![]() |
| Megawati Soekarnoputri dalam acara Kongres PDIP di Bali.(Dok/Detik.com). |
Pengukuhan ini berlangsung singkat namun penuh makna. Ketua Steering Committee Kongres, Komarudin Watubun, menjelaskan bahwa seluruh peserta, 100 persen, secara aklamasi meminta Megawati segera dikukuhkan. Padahal, acara awalnya dijadwalkan berlangsung hingga malam hari.
"Karena sudah diputuskan dalam Rakernas kemarin, jadi hari ini hanya pengukuhan. Forum Rakernas memang bukan forum pemilihan," jelas Komarudin.
Namun di balik pengukuhan formal tersebut, sorotan justru tertuju pada momen kebersamaan Megawati bersama dua anaknya: Puan Maharani dan Prananda Prabowo.
Puan Maharani, yang juga menjabat sebagai Ketua DPP PDIP, membagikan momen emosional dalam akun Instagram pribadinya @puanmaharaniri. Ia mengunggah foto tengah mencium ibunya, berdampingan dengan sang adik, Prananda Prabowo, yang juga memperlihatkan kehangatan serupa.
“Bismillah,” tulis Puan singkat namun penuh arti, menyertai foto berlatar belakang lambang Garuda Pancasila, Bendera Merah Putih, dan panji kebesaran PDIP bertajuk “Satyam Eva Jayate – Berderap Dalam Satu Rampak Barisan.”
Foto ini sontak menjadi simbol kuat kekompakan internal keluarga Megawati—menepis isu panas tentang potensi rivalitas antara Puan dan Prananda menjelang masa depan PDIP.
Ketua DPP PDIP Deddy Sitorus pun angkat bicara. Ia menegaskan bahwa hubungan antara Puan dan Prananda sangat baik, dan momen tersebut adalah penegasan bahwa keduanya solid mendukung kepemimpinan Megawati.
"Masih ada pihak-pihak yang mencoba membenturkan keduanya. Tapi kenyataannya, keluarga Bu Mega tetap utuh dan kuat," kata Deddy.
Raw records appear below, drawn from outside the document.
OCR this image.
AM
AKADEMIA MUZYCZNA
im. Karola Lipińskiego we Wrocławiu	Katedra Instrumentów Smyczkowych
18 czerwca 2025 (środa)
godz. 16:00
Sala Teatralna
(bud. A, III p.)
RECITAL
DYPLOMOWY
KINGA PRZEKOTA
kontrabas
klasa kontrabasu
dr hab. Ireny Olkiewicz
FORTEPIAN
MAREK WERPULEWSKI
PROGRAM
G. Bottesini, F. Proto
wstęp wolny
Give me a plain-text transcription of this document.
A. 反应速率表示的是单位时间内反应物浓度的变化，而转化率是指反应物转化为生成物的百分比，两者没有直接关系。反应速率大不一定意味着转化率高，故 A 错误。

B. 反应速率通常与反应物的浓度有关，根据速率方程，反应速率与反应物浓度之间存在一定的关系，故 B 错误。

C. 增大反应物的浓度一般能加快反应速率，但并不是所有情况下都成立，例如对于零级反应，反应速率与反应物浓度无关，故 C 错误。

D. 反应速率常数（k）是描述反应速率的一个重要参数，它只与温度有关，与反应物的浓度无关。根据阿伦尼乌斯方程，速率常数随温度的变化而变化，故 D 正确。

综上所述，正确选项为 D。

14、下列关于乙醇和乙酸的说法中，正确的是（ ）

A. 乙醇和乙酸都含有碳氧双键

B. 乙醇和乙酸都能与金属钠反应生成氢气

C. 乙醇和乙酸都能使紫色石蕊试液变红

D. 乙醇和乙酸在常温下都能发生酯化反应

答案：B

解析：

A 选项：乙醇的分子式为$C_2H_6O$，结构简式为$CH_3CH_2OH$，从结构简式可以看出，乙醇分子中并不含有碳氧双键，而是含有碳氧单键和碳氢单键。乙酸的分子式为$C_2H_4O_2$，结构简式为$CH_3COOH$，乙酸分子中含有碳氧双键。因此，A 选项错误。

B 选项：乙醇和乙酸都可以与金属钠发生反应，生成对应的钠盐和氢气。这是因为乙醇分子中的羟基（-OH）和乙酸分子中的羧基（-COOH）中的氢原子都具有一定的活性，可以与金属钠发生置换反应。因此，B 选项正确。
Kongres ini digelar secara tertutup dan eksklusif. Hanya kader-kader terpilih, termasuk seluruh Ketua, Sekretaris, dan Bendahara DPD dan DPC yang mendapat akses. Kawasan sekitar BNDCC dijaga ketat oleh petugas partai, memastikan hanya yang berkepentingan bisa memasuki area kongres.
Dengan pengukuhan Megawati ini, PDI Perjuangan kembali menegaskan arah dan barisan politiknya menuju Pemilu 2029. Namun publik kini juga mengamati dinamika internal partai, khususnya siapa yang akan disiapkan Megawati sebagai estafet selanjutnya—apakah Puan, Prananda, atau figur kejutan lain?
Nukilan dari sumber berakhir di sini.